My answer satisfied Bernard. He turned to face forward. We drove most of the distance to Aachen in silence. The Captain and Tennille up front mumbled back and forth a few times in Afrikaans, and I heard Bernie venting steam a couple of times. Nice to know those two could yuk it up.
Bernie discovered the brake pedal as we pulled off the Autobahn on a local road heading into Aachen. He found an industrial area outside of town and maneuvered the car into a parking space between two buildings. Some Germans had left their cars there for the night. Fortunate camouflage.
Bernard hopped out and walked around to the rear of the car. I did my accordion imitation and fell out of the back seat. I paused beside Bernie and motioned for him to roll the window down. He did and I threw a two Euro coin onto his lap.
“Keep your heart running,” I said. “I should be back in my next lifetime.”
Bernie rewarded me with a few venting snorts of laughter. At least the man was still breathing. I met Bernard in back of the car where he popped the trunk and pulled out some gear. I usually didn’t bother with helmets or body armor. No way to know how many bullets they’d spray my way so I took the vest Bernard offered. It fit.

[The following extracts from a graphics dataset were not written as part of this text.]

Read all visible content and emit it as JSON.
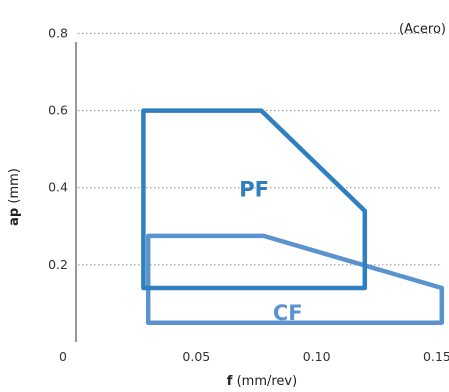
{
  "chart_data": {
    "type": "area",
    "note": "(Acero)",
    "xlabel": {
      "main": "f",
      "unit": "(mm/rev)"
    },
    "ylabel": {
      "main": "ap",
      "unit": "(mm)"
    },
    "x_ticks": [
      0,
      0.05,
      0.1,
      0.15
    ],
    "x_tick_labels": [
      "0",
      "0.05",
      "0.10",
      "0.15"
    ],
    "y_ticks": [
      0.2,
      0.4,
      0.6,
      0.8
    ],
    "y_tick_labels": [
      "0.2",
      "0.4",
      "0.6",
      "0.8"
    ],
    "xlim": [
      0,
      0.155
    ],
    "ylim": [
      0,
      0.84
    ],
    "grid": "horizontal dotted",
    "regions": [
      {
        "name": "PF",
        "color": "#2f7fc1",
        "points": [
          [
            0.028,
            0.14
          ],
          [
            0.028,
            0.6
          ],
          [
            0.077,
            0.6
          ],
          [
            0.12,
            0.34
          ],
          [
            0.12,
            0.14
          ]
        ]
      },
      {
        "name": "CF",
        "color": "#5a93ce",
        "points": [
          [
            0.03,
            0.05
          ],
          [
            0.03,
            0.275
          ],
          [
            0.078,
            0.275
          ],
          [
            0.152,
            0.14
          ],
          [
            0.152,
            0.05
          ]
        ]
      }
    ]
  }
}
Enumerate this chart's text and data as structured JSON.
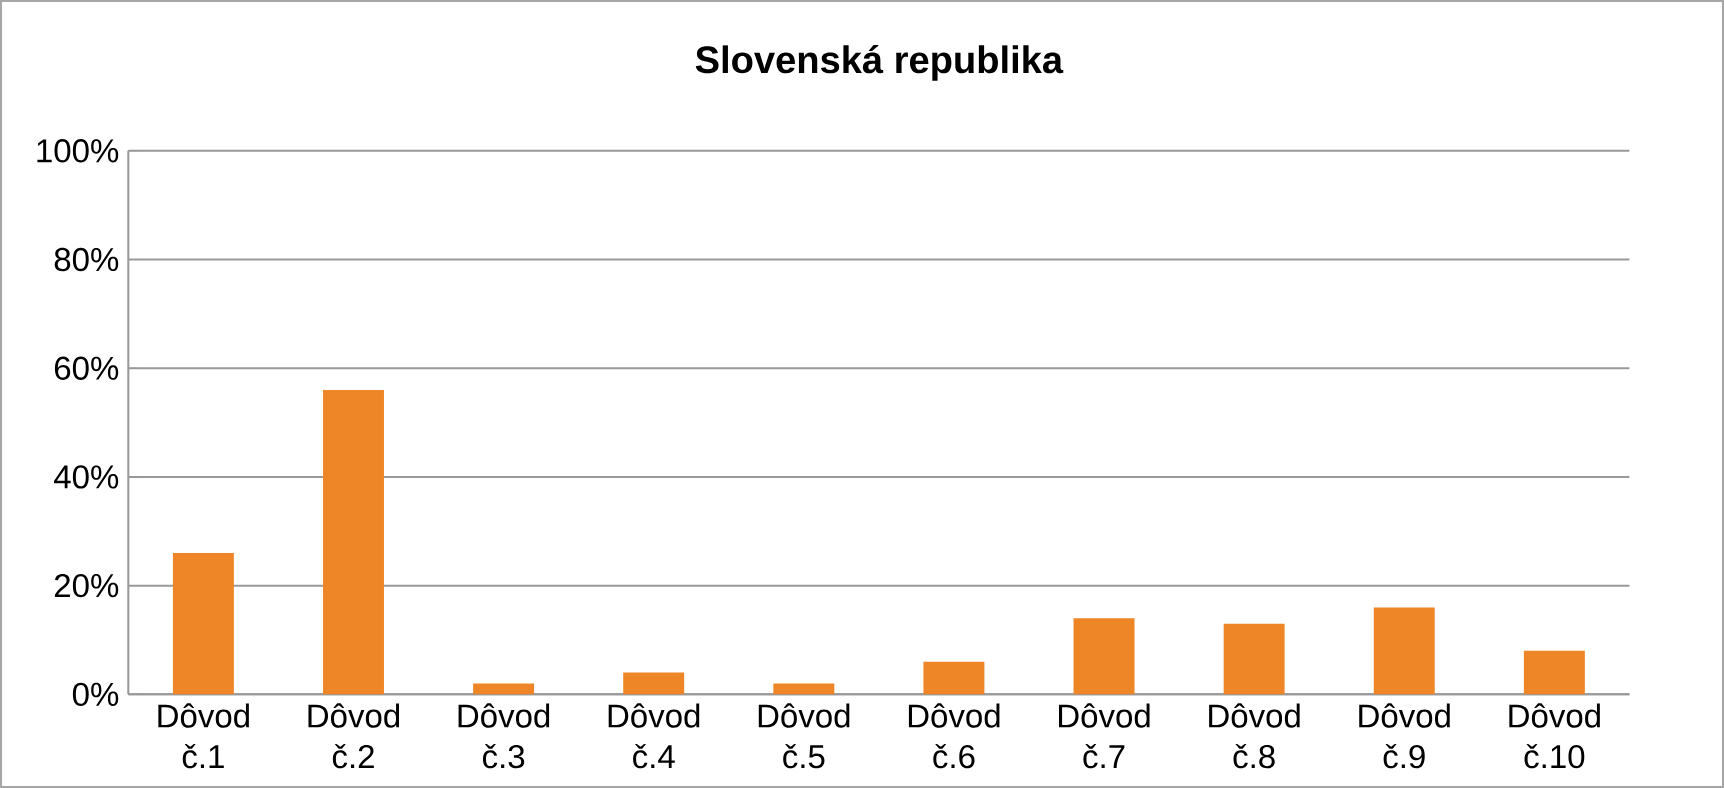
{
  "chart_data": {
    "type": "bar",
    "title": "Slovenská republika",
    "categories": [
      "Dôvod č.1",
      "Dôvod č.2",
      "Dôvod č.3",
      "Dôvod č.4",
      "Dôvod č.5",
      "Dôvod č.6",
      "Dôvod č.7",
      "Dôvod č.8",
      "Dôvod č.9",
      "Dôvod č.10"
    ],
    "values": [
      26,
      56,
      2,
      4,
      2,
      6,
      14,
      13,
      16,
      8
    ],
    "color": "#ee8526",
    "ylim": [
      0,
      100
    ],
    "yticks": [
      {
        "value": 0,
        "label": "0%"
      },
      {
        "value": 20,
        "label": "20%"
      },
      {
        "value": 40,
        "label": "40%"
      },
      {
        "value": 60,
        "label": "60%"
      },
      {
        "value": 80,
        "label": "80%"
      },
      {
        "value": 100,
        "label": "100%"
      }
    ],
    "grid": "y"
  }
}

He closed the trunk and waved to Bernie. Old Officer Apartheid gave us a cheery salute, rolled up the black tinted window, and disappeared from sight. He better hope we returned before his pacemaker battery went dead. Bernard led off in a trot. It wouldn’t take us long if we kept a steady pace. My nerves screamed at me to sprint. In the other direction. And my blood lust settled in for the ride.
We came to the places people lived. Europe isn’t spread out like the United States, so if you’re near a town you’re among the people. I didn’t see any single homes, just one apartment building after the other. These first were the shabby ones occupied by non-German citizens of the European Union. The Germans would live in the more upscale properties closer to the town center.
We didn’t pass anyone on the streets. Good. Also on the plus side, a thick overcast above fought off any moonlight picking its way to earth. My eyes adjusted to the dark with no problem. If you’ve seen the view through a military-grade night vision goggle then you can approximate what we see. Reflective heat provides nearly the same clarity as the sun in daylight. We can’t pick up colors, so if a vampire needs to wear a tie he should wait until morning to pick it out.